Wednesday, November 30, 2011

In Modern America, Questioning War Is Considered Terrorism

According to the Department of Justice’s Inspector General (via AP), the FBI spied on an anti-war rally in Pittsburgh sponsored by a nonviolent anti-war and anti-discrimination group, pretending it was preventing terrorism:

The FBI gave inaccurate information to Congress and the public when it claimed a possible terrorism link to justify surveilling an anti-war rally in Pittsburgh, the Justice Department’s inspector general said Monday in a report on the bureau’s scrutiny of domestic activist groups.

Inspector General Glenn Fine said the FBI had no reason to expect that anyone of interest in a terrorism investigation would be present at the 2002 event sponsored by the Thomas Merton Center, a nonviolent anti-war and anti-discrimination group.

The surveillance was “an ill-conceived project on a slow work day,” the IG stated in a study of several FBI domestic terrorism probes of people affiliated with organizations such as Greenpeace and the Catholic Worker.

Earlier, in statements to Congress and in a press release, the FBI had described the surveillance as related to a terrorism investigation.

The FBI has broad definitions that enable it to classify matters as domestic terrorism that actually are trespassing or vandalism, the inspector general said.
Regarding the Pittsburgh rally, controversy erupted in 2006 over whether the FBI had spied on protesters at the event several years earlier because of their anti-war views.

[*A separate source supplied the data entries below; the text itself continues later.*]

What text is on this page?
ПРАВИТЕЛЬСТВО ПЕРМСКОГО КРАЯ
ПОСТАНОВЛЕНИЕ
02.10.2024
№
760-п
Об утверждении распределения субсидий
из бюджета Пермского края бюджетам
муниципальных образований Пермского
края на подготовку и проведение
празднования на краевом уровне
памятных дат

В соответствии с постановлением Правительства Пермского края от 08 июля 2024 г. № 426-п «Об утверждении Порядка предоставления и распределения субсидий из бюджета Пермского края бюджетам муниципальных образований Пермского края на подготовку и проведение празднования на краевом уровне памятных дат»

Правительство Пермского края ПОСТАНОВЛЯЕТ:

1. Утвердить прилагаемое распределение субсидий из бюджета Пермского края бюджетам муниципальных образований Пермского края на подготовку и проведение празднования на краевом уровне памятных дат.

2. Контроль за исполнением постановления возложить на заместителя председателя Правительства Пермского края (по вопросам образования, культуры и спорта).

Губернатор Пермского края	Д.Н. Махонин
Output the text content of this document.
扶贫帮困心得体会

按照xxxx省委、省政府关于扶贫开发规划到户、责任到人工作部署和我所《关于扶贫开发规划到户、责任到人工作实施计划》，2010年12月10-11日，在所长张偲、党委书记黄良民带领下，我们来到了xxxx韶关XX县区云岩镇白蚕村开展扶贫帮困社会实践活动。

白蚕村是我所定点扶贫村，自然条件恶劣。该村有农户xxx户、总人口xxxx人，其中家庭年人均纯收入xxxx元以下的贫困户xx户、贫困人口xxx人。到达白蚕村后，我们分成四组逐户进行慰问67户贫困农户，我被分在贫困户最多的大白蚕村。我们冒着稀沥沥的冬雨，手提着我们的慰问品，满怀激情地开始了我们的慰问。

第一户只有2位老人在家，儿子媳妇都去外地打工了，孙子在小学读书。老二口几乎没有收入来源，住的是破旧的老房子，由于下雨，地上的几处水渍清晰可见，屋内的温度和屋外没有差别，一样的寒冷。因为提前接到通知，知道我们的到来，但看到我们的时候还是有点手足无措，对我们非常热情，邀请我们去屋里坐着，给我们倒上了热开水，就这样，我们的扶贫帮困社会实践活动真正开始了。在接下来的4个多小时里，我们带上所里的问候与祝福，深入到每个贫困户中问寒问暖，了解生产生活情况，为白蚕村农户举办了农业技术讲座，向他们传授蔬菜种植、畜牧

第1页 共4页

The report concluded that, while the FBI probes were not generally predicated simply on the views of the targets, at least one FBI field office was focused on a group “as a result of its anti-war views.” It also found that “FBI agents and supervisors sometimes provided the [Office of the Inspector General] with speculative, after-the-fact rationalizations for their prior decisions to open investigations that we did not find persuasive.”